Ezra Klein wrote a great piece, [“How politics makes us stupid.”][1]
The short answer is that when politics get involved, winning the argument can become more important that finding the right answer.
This conclusion is backed up by a fascinating experiment. People who were good at math did a better job solving apolitical problems whether or not a skin cream works. But when the question became how gun control laws affect the crime rate, political partisans were consistently right if it matched their ideology, consistently wrong if it didn’t, and the wrongest group of all was the partisans with good math skills when the correct answer contradicted their politics.
Klein cites Justice Scalia as exactly the sort of intelligent partisan who’s more interested in winning than being right.
[1]: http://www.vox.com/2014/4/6/5556462/brain-dead-how-politics-makes-us-stupid
Okay, it’s time for Scalia to step down. It’s obvious that his ability to be a supreme court justice is compromised.
I wouldn’t hold back on demanding the both of them step down. I wish that there was a petition going around the nation to demand it. I’d be the first to sign.
This is pretty typical modern conservative practice. If the facts don’t match your current situation, simply avow that the opposite are the facts. It’s FOX’ems razor.
Beyond time for drug testing these guys. Or maybe test for early-onset Alzheimer’s.

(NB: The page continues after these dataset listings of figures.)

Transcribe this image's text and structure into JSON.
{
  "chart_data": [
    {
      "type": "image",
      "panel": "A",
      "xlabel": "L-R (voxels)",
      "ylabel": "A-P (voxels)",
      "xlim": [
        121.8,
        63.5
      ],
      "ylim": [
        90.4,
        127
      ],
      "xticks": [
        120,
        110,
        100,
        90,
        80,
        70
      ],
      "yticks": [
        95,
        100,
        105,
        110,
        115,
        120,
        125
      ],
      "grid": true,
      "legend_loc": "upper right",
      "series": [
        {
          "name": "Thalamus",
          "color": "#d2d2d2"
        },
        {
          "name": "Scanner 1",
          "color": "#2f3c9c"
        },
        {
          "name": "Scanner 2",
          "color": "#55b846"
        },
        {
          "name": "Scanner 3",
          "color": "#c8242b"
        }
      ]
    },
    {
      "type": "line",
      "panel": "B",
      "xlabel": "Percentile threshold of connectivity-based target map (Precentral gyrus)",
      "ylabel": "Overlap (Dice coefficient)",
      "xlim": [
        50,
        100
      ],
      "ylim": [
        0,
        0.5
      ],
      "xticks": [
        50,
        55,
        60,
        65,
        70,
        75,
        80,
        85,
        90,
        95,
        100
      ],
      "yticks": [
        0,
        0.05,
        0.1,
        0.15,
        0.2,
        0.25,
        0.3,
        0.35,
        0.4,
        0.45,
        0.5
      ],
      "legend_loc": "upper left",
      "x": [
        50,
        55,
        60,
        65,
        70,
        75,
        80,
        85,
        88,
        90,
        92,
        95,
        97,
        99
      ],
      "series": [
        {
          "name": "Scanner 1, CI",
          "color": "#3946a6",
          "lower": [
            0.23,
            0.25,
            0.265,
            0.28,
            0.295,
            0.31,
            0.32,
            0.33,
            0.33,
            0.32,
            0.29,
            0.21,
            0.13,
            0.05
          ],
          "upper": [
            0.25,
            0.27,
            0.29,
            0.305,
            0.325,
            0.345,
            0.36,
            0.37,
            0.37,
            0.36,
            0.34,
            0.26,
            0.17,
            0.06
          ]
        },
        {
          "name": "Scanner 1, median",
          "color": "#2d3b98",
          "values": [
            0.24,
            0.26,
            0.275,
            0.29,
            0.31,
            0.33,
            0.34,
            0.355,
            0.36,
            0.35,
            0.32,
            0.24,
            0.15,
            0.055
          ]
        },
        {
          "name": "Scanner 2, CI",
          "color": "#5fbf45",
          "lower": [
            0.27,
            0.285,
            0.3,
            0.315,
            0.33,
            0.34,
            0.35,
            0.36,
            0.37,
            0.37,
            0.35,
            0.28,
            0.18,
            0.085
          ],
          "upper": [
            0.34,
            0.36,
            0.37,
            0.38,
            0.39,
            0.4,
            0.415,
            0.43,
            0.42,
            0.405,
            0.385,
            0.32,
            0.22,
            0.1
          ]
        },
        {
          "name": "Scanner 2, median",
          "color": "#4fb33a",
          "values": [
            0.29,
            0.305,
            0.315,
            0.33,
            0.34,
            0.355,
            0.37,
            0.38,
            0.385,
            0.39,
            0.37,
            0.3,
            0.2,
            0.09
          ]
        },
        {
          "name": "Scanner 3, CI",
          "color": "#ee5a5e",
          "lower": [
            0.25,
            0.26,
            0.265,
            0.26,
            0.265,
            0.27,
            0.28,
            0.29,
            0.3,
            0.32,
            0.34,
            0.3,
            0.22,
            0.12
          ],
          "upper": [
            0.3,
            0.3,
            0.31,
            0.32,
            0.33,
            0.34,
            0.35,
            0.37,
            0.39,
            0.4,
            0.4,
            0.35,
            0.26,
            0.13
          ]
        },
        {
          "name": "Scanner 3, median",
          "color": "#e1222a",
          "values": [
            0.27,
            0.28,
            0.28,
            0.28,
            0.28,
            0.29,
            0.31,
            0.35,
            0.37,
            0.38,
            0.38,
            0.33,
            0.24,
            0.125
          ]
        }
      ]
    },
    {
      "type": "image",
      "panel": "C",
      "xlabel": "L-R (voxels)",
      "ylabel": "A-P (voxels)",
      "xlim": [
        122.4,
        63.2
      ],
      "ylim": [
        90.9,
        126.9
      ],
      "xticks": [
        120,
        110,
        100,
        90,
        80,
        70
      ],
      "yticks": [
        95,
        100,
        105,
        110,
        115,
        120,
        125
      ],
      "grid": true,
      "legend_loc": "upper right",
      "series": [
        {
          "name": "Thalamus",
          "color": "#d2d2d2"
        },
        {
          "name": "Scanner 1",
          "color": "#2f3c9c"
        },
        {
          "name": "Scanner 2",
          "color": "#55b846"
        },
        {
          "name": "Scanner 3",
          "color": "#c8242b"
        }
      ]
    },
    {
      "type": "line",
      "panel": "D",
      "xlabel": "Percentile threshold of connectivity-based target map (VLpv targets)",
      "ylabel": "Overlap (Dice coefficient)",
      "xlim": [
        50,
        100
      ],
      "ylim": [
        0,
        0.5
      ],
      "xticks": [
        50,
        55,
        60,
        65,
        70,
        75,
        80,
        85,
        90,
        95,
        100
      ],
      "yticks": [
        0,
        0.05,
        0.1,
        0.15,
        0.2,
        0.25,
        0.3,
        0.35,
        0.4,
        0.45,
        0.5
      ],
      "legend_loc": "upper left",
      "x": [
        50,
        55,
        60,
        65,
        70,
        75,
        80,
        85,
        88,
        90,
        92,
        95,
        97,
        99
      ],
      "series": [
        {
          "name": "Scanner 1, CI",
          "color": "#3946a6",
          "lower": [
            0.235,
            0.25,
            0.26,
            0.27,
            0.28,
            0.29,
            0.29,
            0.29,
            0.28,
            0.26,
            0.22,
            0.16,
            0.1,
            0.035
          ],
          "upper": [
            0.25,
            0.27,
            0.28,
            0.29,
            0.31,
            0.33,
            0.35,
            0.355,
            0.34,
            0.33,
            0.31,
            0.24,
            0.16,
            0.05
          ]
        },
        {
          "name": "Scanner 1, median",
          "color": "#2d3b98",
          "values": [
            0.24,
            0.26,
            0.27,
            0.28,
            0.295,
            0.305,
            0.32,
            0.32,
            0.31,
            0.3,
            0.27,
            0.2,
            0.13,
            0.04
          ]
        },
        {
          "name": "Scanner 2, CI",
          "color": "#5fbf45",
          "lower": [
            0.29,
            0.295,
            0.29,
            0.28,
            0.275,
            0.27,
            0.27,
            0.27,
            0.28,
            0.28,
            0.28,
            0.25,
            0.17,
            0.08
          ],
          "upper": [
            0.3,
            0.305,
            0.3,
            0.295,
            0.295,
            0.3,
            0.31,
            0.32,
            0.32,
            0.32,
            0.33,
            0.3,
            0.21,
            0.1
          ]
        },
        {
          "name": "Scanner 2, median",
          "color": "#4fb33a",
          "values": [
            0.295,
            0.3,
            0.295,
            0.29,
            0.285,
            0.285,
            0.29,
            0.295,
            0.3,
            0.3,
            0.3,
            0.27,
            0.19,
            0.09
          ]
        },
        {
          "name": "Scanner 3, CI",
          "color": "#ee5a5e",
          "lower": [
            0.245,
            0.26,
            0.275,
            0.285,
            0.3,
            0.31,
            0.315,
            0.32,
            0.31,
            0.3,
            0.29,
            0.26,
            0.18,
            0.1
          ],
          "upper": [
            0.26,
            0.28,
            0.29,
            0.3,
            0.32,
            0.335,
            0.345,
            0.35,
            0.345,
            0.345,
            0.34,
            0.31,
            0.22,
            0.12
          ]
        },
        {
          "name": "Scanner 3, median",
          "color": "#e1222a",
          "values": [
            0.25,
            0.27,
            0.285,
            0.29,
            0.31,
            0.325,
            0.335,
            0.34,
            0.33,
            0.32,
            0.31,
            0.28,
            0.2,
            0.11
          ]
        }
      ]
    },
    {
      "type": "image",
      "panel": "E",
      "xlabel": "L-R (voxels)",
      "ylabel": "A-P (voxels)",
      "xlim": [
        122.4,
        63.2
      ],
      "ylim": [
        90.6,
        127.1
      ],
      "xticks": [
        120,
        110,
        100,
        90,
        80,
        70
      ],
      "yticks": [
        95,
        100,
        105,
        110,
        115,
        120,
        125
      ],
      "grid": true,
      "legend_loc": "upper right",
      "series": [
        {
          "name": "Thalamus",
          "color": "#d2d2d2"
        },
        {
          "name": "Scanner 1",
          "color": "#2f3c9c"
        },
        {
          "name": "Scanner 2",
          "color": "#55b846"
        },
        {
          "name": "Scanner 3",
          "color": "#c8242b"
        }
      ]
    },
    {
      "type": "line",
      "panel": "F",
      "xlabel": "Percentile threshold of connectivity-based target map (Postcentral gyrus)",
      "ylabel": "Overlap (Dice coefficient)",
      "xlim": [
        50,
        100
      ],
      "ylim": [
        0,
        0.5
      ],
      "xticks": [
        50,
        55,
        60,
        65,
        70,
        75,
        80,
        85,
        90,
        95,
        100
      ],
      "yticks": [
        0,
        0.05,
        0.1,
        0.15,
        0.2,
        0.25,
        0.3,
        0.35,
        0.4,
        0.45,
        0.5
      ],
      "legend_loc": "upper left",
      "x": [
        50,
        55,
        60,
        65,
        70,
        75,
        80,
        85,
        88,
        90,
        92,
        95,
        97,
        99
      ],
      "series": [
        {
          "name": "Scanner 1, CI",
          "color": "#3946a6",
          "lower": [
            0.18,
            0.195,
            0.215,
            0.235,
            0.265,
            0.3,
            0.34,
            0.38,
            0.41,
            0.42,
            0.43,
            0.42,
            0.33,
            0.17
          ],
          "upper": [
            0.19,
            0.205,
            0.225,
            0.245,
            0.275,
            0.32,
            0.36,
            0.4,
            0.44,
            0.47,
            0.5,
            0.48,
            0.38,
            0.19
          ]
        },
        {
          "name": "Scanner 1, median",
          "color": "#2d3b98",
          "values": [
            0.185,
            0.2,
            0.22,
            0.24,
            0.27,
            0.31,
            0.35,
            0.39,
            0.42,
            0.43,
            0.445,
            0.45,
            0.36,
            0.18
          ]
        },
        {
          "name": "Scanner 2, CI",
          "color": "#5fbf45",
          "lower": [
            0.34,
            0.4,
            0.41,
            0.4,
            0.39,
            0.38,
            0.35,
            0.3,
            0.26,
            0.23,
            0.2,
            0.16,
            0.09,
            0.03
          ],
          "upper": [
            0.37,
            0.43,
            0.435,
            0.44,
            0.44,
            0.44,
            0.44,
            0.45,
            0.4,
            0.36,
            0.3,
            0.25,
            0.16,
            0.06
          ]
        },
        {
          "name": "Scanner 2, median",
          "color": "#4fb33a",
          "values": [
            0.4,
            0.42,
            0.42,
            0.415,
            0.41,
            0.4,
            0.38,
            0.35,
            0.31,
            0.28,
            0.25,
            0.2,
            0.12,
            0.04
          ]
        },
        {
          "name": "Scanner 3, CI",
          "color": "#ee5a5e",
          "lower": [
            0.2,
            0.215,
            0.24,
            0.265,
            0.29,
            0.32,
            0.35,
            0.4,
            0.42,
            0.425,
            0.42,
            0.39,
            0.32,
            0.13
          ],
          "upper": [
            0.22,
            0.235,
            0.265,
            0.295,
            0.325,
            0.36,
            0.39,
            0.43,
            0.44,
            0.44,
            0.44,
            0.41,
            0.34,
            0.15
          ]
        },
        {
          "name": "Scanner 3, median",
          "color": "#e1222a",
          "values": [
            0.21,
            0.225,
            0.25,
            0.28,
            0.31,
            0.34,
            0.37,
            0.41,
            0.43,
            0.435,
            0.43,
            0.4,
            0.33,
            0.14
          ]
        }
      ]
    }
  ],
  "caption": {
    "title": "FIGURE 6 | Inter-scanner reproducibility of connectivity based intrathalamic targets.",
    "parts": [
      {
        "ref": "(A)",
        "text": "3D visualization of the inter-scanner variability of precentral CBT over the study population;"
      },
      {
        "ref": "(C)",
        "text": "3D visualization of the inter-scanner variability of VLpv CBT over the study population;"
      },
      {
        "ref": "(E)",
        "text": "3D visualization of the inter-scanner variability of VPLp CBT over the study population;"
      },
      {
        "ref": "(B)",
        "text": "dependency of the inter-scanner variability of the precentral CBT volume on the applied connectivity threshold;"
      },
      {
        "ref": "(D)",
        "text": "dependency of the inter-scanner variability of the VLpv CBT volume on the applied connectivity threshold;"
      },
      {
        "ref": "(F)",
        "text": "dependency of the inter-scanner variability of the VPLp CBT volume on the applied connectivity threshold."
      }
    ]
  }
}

Just another case of IOKIYAR. He’s going to continue to be a stamp for Wall Street till he takes the dirt nap.
Gimme a break. I’ve hated (almost) every single Scalia opinion and dissent since he joined the court, but if one mistake makes you senile, nobody could hold any job which requires hundreds, if not thousands of pages of writing every year.
Scalia is partisan scum (although is Lawrence dissent from 2003 has some involuntary comedy in it), but anybody who questions his intelligence is deluding himself. So he made a mistake. I’ve made mistakes in my life (fortunately not as high profile as Scalia), but I presume that all the critics around here have been absolutely blameless in their professional careers.